Сократ, - в разговоре с автором.
ИГРЫ ЖЕЛАНИЙ
I
Я знаю, что утром, просыпаясь, она долго не открывает глаза, потому что забыла во сне, как я выгляжу, и боится увидеть подношенного мужчину с морщинами, которые не смогла разгладить даже ночь, проспанная на ее обтянутом молодой кожей, белом, высоком и круглом плече. Наконец она осмеливается, тихонько высвобождает плечо из–под моей щеки, приподнимается на локоть, чуть поворачивается и смотрит… Нет, не такой уж страшный, не так страшно старый, как ей казалось, пока меня не помнила, представлялось, пока боялась открыть глаза. И морщины только две - и одна их них, можно сказать, и не морщина… Так, морщинка… Она облегченно, еле слышно вздыхает, касается шелковыми подушечками пальцев моего виска, гладить по щеке, шее, рука ее скользит под одеяло - по моей груди, животу, ниже, дальше, глубже, и там, в глубине, настороженно и нерешительно замирает. Она думает, что ей делать и делать ли то, о чем она думает. Мне стоит лишь шевельнуться, сонно податься к ней, чтобы помочь ей не думать, но я уже не каждый раз искушаюсь утренними любовными утехами после утех ночных, и сегодня, похоже, именно тот неискусительный случай. Она все понимает, вновь еле слышно вздыхает, шелковые подушечки ластятся возвратным путем по моему животу, по груди, шее, щеке, виску, которого касается она губами, выскальзывает из–под одеяла, садится на край кровати, сладко потягивается, поднимается и подходит к окну.
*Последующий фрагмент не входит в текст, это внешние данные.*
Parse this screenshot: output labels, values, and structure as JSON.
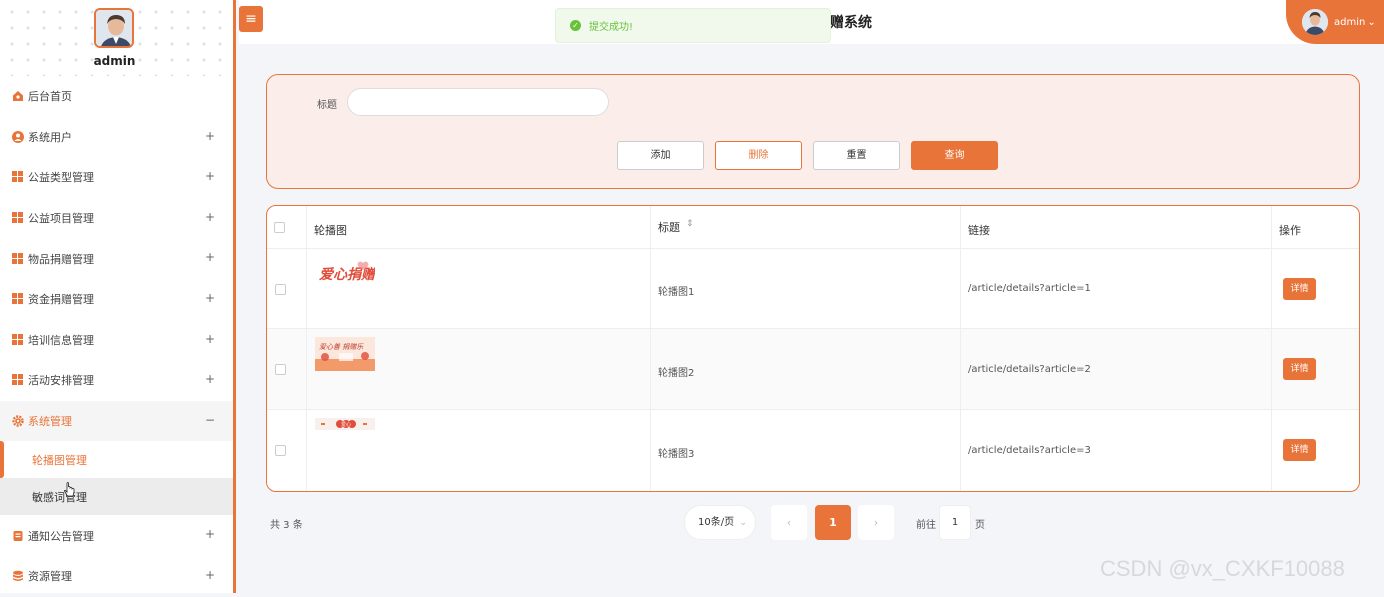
{
  "sidebar": {
    "user_name": "admin",
    "items": [
      {
        "label": "后台首页",
        "icon": "home-icon",
        "expandable": false
      },
      {
        "label": "系统用户",
        "icon": "user-icon",
        "expandable": true
      },
      {
        "label": "公益类型管理",
        "icon": "grid-icon",
        "expandable": true
      },
      {
        "label": "公益项目管理",
        "icon": "grid-icon",
        "expandable": true
      },
      {
        "label": "物品捐赠管理",
        "icon": "grid-icon",
        "expandable": true
      },
      {
        "label": "资金捐赠管理",
        "icon": "grid-icon",
        "expandable": true
      },
      {
        "label": "培训信息管理",
        "icon": "grid-icon",
        "expandable": true
      },
      {
        "label": "活动安排管理",
        "icon": "grid-icon",
        "expandable": true
      },
      {
        "label": "系统管理",
        "icon": "gear-icon",
        "expandable": true,
        "expanded": true
      },
      {
        "label": "通知公告管理",
        "icon": "notice-icon",
        "expandable": true
      },
      {
        "label": "资源管理",
        "icon": "database-icon",
        "expandable": true
      }
    ],
    "expand_symbol": "+",
    "collapse_symbol": "−",
    "submenu": [
      {
        "label": "轮播图管理",
        "active": true
      },
      {
        "label": "敏感词管理",
        "active": false
      }
    ]
  },
  "header": {
    "menu_toggle": "≡",
    "title": "赠系统",
    "user_name": "admin",
    "user_caret": "⌄"
  },
  "toast": {
    "message": "提交成功!",
    "icon": "check-circle-icon"
  },
  "search": {
    "title_label": "标题",
    "title_value": "",
    "buttons": {
      "add": "添加",
      "delete": "删除",
      "reset": "重置",
      "query": "查询"
    }
  },
  "table": {
    "columns": [
      "轮播图",
      "标题",
      "链接",
      "操作"
    ],
    "sort_icon": "⇕",
    "rows": [
      {
        "title": "轮播图1",
        "link": "/article/details?article=1",
        "action": "详情",
        "image_text": "爱心捐赠"
      },
      {
        "title": "轮播图2",
        "link": "/article/details?article=2",
        "action": "详情",
        "image_text": "爱心善 捐赠乐"
      },
      {
        "title": "轮播图3",
        "link": "/article/details?article=3",
        "action": "详情",
        "image_text": "爱心"
      }
    ]
  },
  "pagination": {
    "total": "共 3 条",
    "page_size": "10条/页",
    "prev": "‹",
    "current": "1",
    "next": "›",
    "goto_prefix": "前往",
    "goto_value": "1",
    "goto_suffix": "页"
  },
  "watermark": "CSDN @vx_CXKF10088",
  "colors": {
    "accent": "#e8743a",
    "success": "#67c23a"
  }
}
Сквозь прищуренно–вдрагивающие веки я любуюсь золотистыми в окне линиями ее тела, тем, как стремительно ниспадают они по бокам к талии и замедляются там, перетекая в округлости ягодиц, плавно стекают по бедрам, по коленям, лодыжкам, по всем стройным, длинным–длинным, почти бесконечным ее ногам, которые в мгновения любви крыльями вскидываются в небеса, где она летает… "Нет, сегодня с утра без полетов, в каждом возрасте свои преимущества", - думаю я, пытаясь не смотреть, зажмуриваясь, но возвратиться в сон и оставить ее одну возле окна уже не могу, а потому говорю наперекор себе самому:
- Ли - Ли, иди ко мне.
Имя ее так и в паспорте записано: Ли - Ли. Будто она китаянка какая, хоть никакая она не китаянка. Отец ее постигает китайскую философию и считает мудрецами всех китайцев - в том числе великого Мао, который переплывал Ян–цзы, Желтую реку.
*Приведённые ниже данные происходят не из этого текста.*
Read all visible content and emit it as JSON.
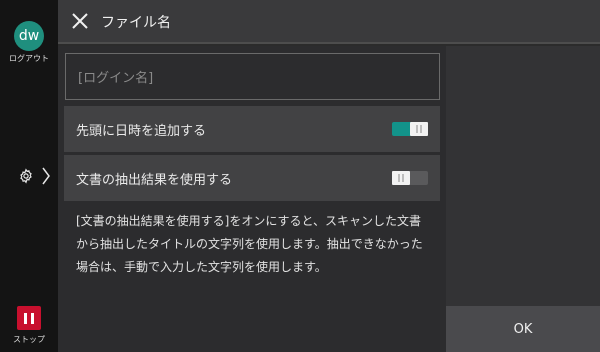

Вид обнаженной женщины - праздник. Пиршество, с которого начинаются для меня все остальные праздники, которых без первого и не бывает. Но, если решаешь не летать, лучше не смотреть на летучее, как сказал бы великий Мао.
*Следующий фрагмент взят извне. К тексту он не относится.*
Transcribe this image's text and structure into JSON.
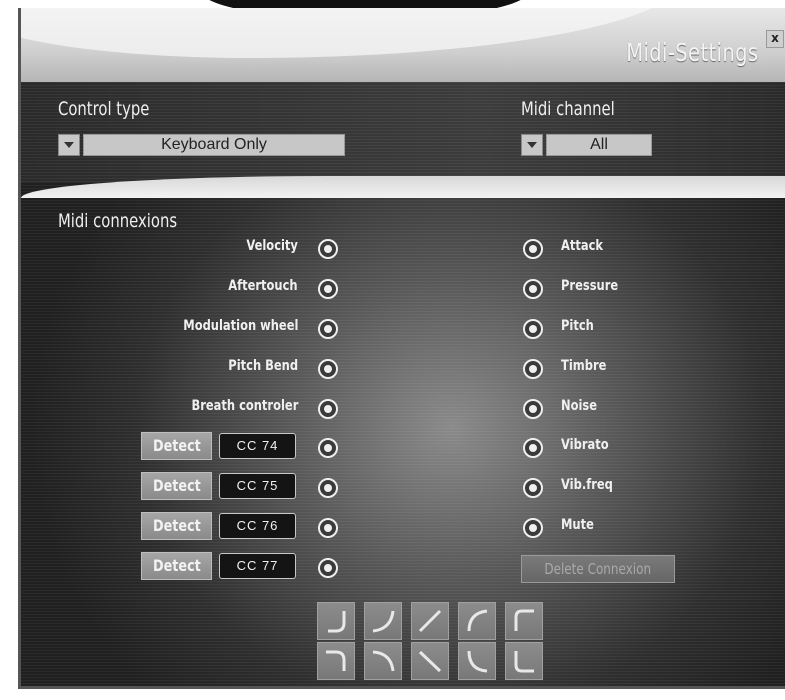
{
  "window": {
    "title": "Midi-Settings",
    "close_label": "x"
  },
  "control_type": {
    "label": "Control type",
    "value": "Keyboard Only"
  },
  "midi_channel": {
    "label": "Midi channel",
    "value": "All"
  },
  "connexions": {
    "heading": "Midi connexions",
    "sources": [
      {
        "label": "Velocity"
      },
      {
        "label": "Aftertouch"
      },
      {
        "label": "Modulation wheel"
      },
      {
        "label": "Pitch Bend"
      },
      {
        "label": "Breath controler"
      }
    ],
    "cc_sources": [
      {
        "detect_label": "Detect",
        "cc": "CC 74"
      },
      {
        "detect_label": "Detect",
        "cc": "CC 75"
      },
      {
        "detect_label": "Detect",
        "cc": "CC 76"
      },
      {
        "detect_label": "Detect",
        "cc": "CC 77"
      }
    ],
    "targets": [
      {
        "label": "Attack"
      },
      {
        "label": "Pressure"
      },
      {
        "label": "Pitch"
      },
      {
        "label": "Timbre"
      },
      {
        "label": "Noise"
      },
      {
        "label": "Vibrato"
      },
      {
        "label": "Vib.freq"
      },
      {
        "label": "Mute"
      }
    ],
    "delete_label": "Delete Connexion"
  },
  "curve_buttons": [
    "curve-convex-up-icon",
    "curve-concave-up-icon",
    "curve-linear-up-icon",
    "curve-arc-up-icon",
    "curve-step-up-icon",
    "curve-convex-down-icon",
    "curve-concave-down-icon",
    "curve-linear-down-icon",
    "curve-arc-down-icon",
    "curve-step-down-icon"
  ],
  "colors": {
    "panel_dark": "#2e2e2e",
    "text_light": "#f0f0f0",
    "button_gray": "#8a8a8a"
  }
}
Она знает, как меня будить, медленно–медленно стаскивает с постели одеяло, садится мне на низ живота, склоняется надо мной, накрывает щекочущей, невесомой волной волос, под которой недавний путь шелковых подушечек ее пальцев повторяют ее бархатные, влажно–теплые губы. Не спеша спускаться вниз, она сидит на мне, как ангорская кошка, выгибаясь и все больше давая волю игривому языку, который чем ниже по шее, по груди, животу, тем влажней, тем горячее, и когда он горячо и влажно касается моего пупка, я уже весь стою, и тогда она начинает двигаться ягодицами по моим бедрам, все ниже и ниже, и меня мягко, как облако, гладит ее золотистое, рыжевато–пуховое руно, сплывающее к моим коленям, а за ним скользит по мне ее атласный живот, она зажимает меня в упругие груди, отпускает, ласкает розовыми бутонами сосков, вновь сжимает, я вырываюсь, вскидываюсь, взлетаю - и она полонит горячими губами, ловит игривым языком и вбирает всего меня в расцветающий поцелуй…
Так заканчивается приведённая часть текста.